The Pay-What-You-Want model is not a valid way to build a substantial PDF publishing business.
It is a publicity stunt, a novelty that will wear thin very quickly and sales will drop. Imagine if 6d6 had a back-catalog of 10 titles, all of which were Pay-What-You-Want. I suspect people would pay about the same as they did in the experiment but spread that money over an entire shopping basket-full of PDFs rather than a single title.
The other down side is reputation and branding. If 6d6 kept releasing our products using Pay-What-You-Want we would end up being known as the company that does Pay-What-You-Want. What 6d6 wants to be known as is as a company that produces innovative, high quality RPG products.
Why App Pricing Is A Bad Idea
The logic seems to be that by reducing price, sales will not only increase but increase significantly because when the price is so cheap it becomes a disposable item. At this price point, people will buy it without a second thought just like a can of pop or cup of coffee. After all, its only $1.99, if the PDF turns out to be rubbish, who cares?
However, for most people, most of the time, this is a bad idea.
Price is Elastic
The principal is known by economists as Price Elasticity of Demand.
In English it means that if you drop your price by 10%, you won’t see a 10% increase in sales. The reverse is also true. A 10% increase in price will not cause a 10% decrease in sales. Each product in each market place has its own elasticity and it is impossible to predict how any product will behave.
This is a critical point of sellers of all goods because if you can raise your price by 10% but only lose 1% of the sales, you generate a lot more revenue.
Why You Cannot Make Money with App-Priced PDFs
According to Google Analytics, the 6d6 RPG page received 507 Absolute Unique Visitors during the experiment which converted into 10 sales. A conversion rate of visitors to sales of 2%. This small figure is very high. Much higher than most web retailers see, much higher than we see with our range of 28mm miniatures and higher than we saw on RPGNow (currently 0.2%).
To sell 100 copies 6d6 would of needed ten times more traffic, or about 5000 unique visitors. As any blogger or small publisher will tell you, this is not easy but it is possible. With an average sales price of £4.46 per copy that would of earned me £446 before costs. Assuming I was paid Minimum Wage (£5.93) that works out at the equivalent of 75 hours work. Which is around about how much time I put directly into that PDF.
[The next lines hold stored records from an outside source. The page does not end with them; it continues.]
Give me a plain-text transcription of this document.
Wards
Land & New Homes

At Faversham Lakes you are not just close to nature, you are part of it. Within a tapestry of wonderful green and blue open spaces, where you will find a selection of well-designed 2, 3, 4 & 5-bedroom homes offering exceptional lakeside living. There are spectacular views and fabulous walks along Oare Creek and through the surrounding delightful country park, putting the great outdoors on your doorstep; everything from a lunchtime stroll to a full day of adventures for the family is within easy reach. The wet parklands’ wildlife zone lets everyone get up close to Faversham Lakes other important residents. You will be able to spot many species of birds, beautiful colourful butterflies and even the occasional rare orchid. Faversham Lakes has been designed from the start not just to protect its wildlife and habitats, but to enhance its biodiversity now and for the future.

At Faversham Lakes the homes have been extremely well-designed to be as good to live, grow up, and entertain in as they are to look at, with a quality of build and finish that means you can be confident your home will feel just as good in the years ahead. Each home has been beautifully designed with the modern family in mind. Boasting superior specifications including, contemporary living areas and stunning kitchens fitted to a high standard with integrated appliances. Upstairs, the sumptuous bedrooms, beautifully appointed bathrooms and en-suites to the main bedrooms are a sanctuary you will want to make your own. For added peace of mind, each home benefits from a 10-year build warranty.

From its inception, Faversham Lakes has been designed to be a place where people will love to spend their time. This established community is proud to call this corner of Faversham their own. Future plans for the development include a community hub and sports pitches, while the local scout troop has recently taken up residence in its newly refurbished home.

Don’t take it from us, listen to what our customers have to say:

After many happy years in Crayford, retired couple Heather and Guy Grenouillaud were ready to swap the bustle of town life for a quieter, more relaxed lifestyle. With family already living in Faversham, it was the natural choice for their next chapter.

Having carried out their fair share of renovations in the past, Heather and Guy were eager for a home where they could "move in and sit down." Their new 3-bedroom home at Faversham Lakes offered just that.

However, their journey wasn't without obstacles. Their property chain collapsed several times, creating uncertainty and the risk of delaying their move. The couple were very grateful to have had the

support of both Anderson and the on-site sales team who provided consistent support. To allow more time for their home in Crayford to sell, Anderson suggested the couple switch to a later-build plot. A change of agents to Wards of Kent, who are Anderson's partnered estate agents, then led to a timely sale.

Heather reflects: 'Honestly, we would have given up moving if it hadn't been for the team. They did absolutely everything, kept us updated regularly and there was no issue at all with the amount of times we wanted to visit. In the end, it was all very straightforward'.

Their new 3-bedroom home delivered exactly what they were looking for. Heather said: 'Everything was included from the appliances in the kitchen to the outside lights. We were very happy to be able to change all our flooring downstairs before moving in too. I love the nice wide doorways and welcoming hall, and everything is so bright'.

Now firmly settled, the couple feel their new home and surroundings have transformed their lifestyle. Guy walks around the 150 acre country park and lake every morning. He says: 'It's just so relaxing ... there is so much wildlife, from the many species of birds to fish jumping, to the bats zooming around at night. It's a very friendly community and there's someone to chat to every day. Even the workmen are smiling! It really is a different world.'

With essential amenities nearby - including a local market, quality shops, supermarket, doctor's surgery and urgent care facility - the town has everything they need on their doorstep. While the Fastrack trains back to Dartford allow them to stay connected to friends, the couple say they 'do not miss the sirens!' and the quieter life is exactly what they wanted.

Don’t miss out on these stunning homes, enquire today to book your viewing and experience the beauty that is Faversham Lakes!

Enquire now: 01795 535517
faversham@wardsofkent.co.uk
To make the same amount with App-Priced PDFs for £1 we would need to sell 446 copies which requires 22300 visitors. Getting that number of unique people onto a single page is really difficult for anyone other than a large company with an established brand.
But this assumes a sales rate of 2%. What if it was the same rate as we saw on RPG Now (0.2%)?
At the average price of £4.46 I would need 50000 visitors to earn myself the bare minimum of livings. At £1 we would need 223000 visitors. Not far off a quarter of a million visitors!
Even if Wizards put the Players Handbook for sale for £1 they could not get that level of traffic.
When To Use App-Pricing or Pay-What-You-Want
There are times when dirt cheap or novelty charging schemes may be effective.
- For small, cheap to make products – e.g. single encounters – products that only take a few hours to create and cannot command a larger price.
- Special Editions – If you have an old product then wrap it up in new packaging and ship it at a lower price. This is what Postmortem Studio has done with their Invaderz product and I suspect this will be cost effective.
- Charity and other special events – When the normal rules don’t or you need the extra publicity.
The Price Is Not Important
What matters is the price in context to how you market and sell a product.
What isn’t obvious is that it is no harder to sell expensive goods than it is to sell cheap goods. Both approaches to pricing need to fit into the broader marketing, branding and product development strategies.
Getting this mix of price, brand and product quality right is difficult which is why so many businesses fail.